The exhibition, which includes works by Bellotti as well as those by peers and contemporaries, depicts an artist trained in the highly lifelike manner popularized by northern Italian artists such as Moroni and Caravaggio at the turn of the 17th century. Bellotti's figures are frequently elderly, dressed in allegorical attire, and presented primarily as studies in expression and character. Scuffed garments and wrinkled skin are depicted in meticulous detail; lighting is warm and often candlelight, but sparse and directional. We find ourselves in a curious foreshadowing of a brief period in the early 18th century when artists such as Giovanni Battista Piazzetta, Federico Bencovich, Giulia Lama, and, briefly, Tiepolo introduced a sombre chiaroscuro to Venice, only for paolismo - a skillful pastiche of Paolo Veronese and other purveyors of cinquecento sweetness and light - to take hold in the 1730s. Emotionally and artistically, we are far removed from the earthy delights of the carnival or the ridotto here. Bellotti's paintings have an emotional impact similar to Rembrandt's and Lucian Freud's portraits, despite his tight control over paint application. Bellotti's most famous painting, The Fate of Lachesis (1654), as well as The Old Singer (c. 1680-90) and other paintings, depict elderly individuals fighting, or at least glowering, against the passing of the light.

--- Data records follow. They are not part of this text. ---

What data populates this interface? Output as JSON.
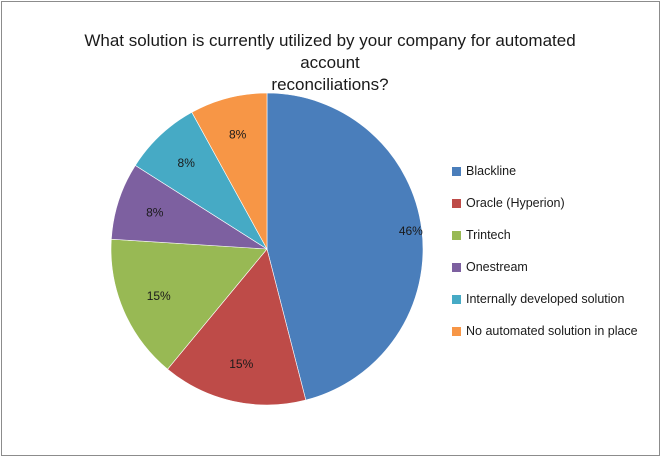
{
  "chart_data": {
    "type": "pie",
    "title_lines": [
      "What solution is currently utilized by your company for automated account",
      "reconciliations?"
    ],
    "categories": [
      "Blackline",
      "Oracle (Hyperion)",
      "Trintech",
      "Onestream",
      "Internally developed solution",
      "No automated solution in place"
    ],
    "values": [
      46,
      15,
      15,
      8,
      8,
      8
    ],
    "data_labels": [
      "46%",
      "15%",
      "15%",
      "8%",
      "8%",
      "8%"
    ],
    "colors": [
      "#4a7ebb",
      "#be4b48",
      "#98b954",
      "#7d60a0",
      "#46aac5",
      "#f79646"
    ],
    "legend_position": "right",
    "start_angle_deg": 0,
    "direction": "clockwise"
  }
}
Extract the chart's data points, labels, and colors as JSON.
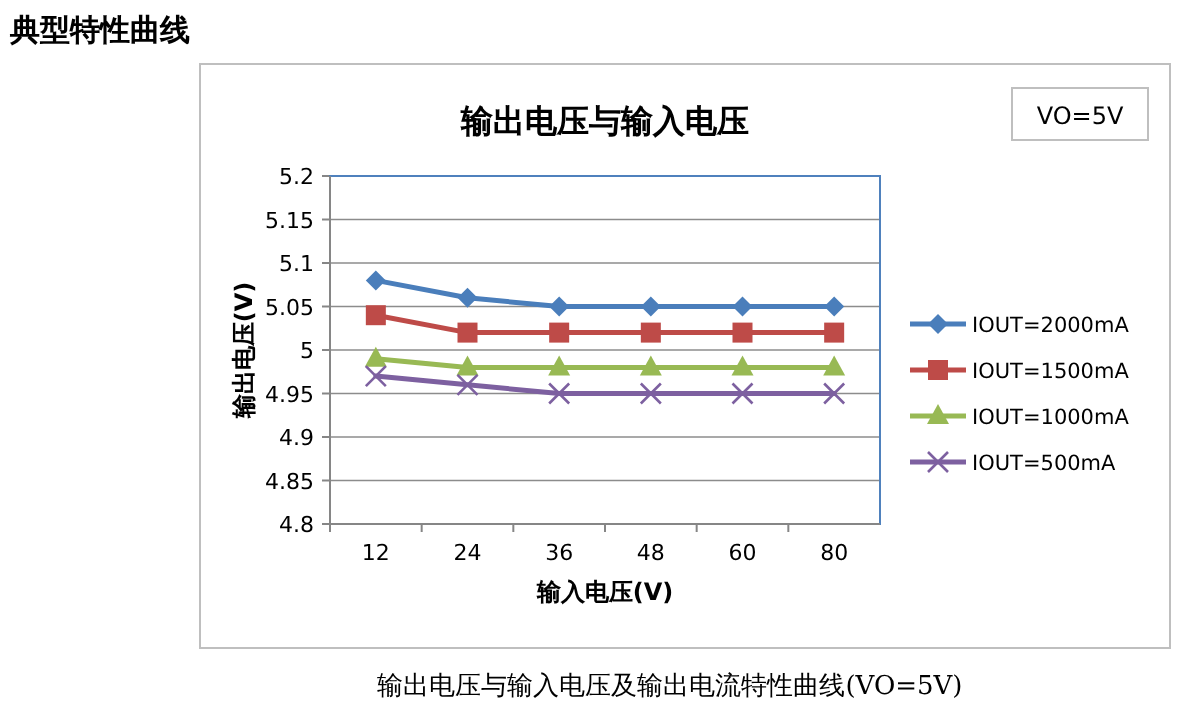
{
  "chart_data": {
    "type": "line",
    "title": "输出电压与输入电压",
    "xlabel": "输入电压(V)",
    "ylabel": "输出电压(V)",
    "annotations": [
      "典型特性曲线",
      "VO=5V",
      "输出电压与输入电压及输出电流特性曲线(VO=5V)"
    ],
    "categories": [
      "12",
      "24",
      "36",
      "48",
      "60",
      "80"
    ],
    "series": [
      {
        "name": "IOUT=2000mA",
        "color": "#4a7ebb",
        "marker": "diamond",
        "values": [
          5.08,
          5.06,
          5.05,
          5.05,
          5.05,
          5.05
        ]
      },
      {
        "name": "IOUT=1500mA",
        "color": "#be4b48",
        "marker": "square",
        "values": [
          5.04,
          5.02,
          5.02,
          5.02,
          5.02,
          5.02
        ]
      },
      {
        "name": "IOUT=1000mA",
        "color": "#98b954",
        "marker": "triangle",
        "values": [
          4.99,
          4.98,
          4.98,
          4.98,
          4.98,
          4.98
        ]
      },
      {
        "name": "IOUT=500mA",
        "color": "#7d60a0",
        "marker": "cross",
        "values": [
          4.97,
          4.96,
          4.95,
          4.95,
          4.95,
          4.95
        ]
      }
    ],
    "ylim": [
      4.8,
      5.2
    ],
    "yticks": [
      4.8,
      4.85,
      4.9,
      4.95,
      5,
      5.05,
      5.1,
      5.15,
      5.2
    ],
    "grid": "y",
    "legend": "right",
    "line_style": "solid"
  }
}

The show's curators are eager to highlight the occult imagery that appears frequently in Bellotti's work, but they stop short of implying that the artist himself may have followed the left-hand route. The fact that alternate versions of multiple subjects are displayed simultaneously may magnify this impact, but it is also an effective method of encouraging close and methodical examination of the images. However, from Lachesis with her bobbin and thread to Martina the fortune-teller ('and poisoner', some citations add), to a lovely print by Giovanni Benedetto Castiglione, nicknamed 'Il Grechetto', of Circe changing Odysseus' shipmates into animals, it is clear that a certain amount of hocus-pocus was popular in the marketplace at the time. Of course, such unconventional interests have attracted to the nobility at various moments in history, most notably during the doldrums of the late 17th century, which fell between the Renaissance and the Enlightenment period. Bellotti was ready to reach adulthood when Christina of Sweden abandoned Descartes in a corridor to be welcomed into the True Faith.

The impression of mysterious fates and alchemical activity in these images appears to be mostly an atmospheric ploy, secondary to their vivid, pitiless reveal of the simple fate that Time, a fiercer adversary than the blackest sorcerer, has planned for us. Regardless, their proto-Gothic sensibility appears at odds with the Venice around them, both within the Accademia, whose walls are lined with bravura displays of luminous, voluptuous exuberance, and beyond it, where tourists file through narrow streets yammering excitedly, phone in one hand and five-euro Select Spritz To Go in the other. Rather, it looks ahead to the Venice of Browning, Whistler, and even Ruskin, whose forensic studies of Venetian churches and palazzos treat both ornament and decay with the same piercing yet accommodating gaze. The film adaptation of Daphne Du Maurier's tale 'Don't Look Now' (1971) by Nicolas Roeg depicts an elderly blind psychic claiming to converse with a bereaved couple's deceased kid. Bellotti may have had some fun with that.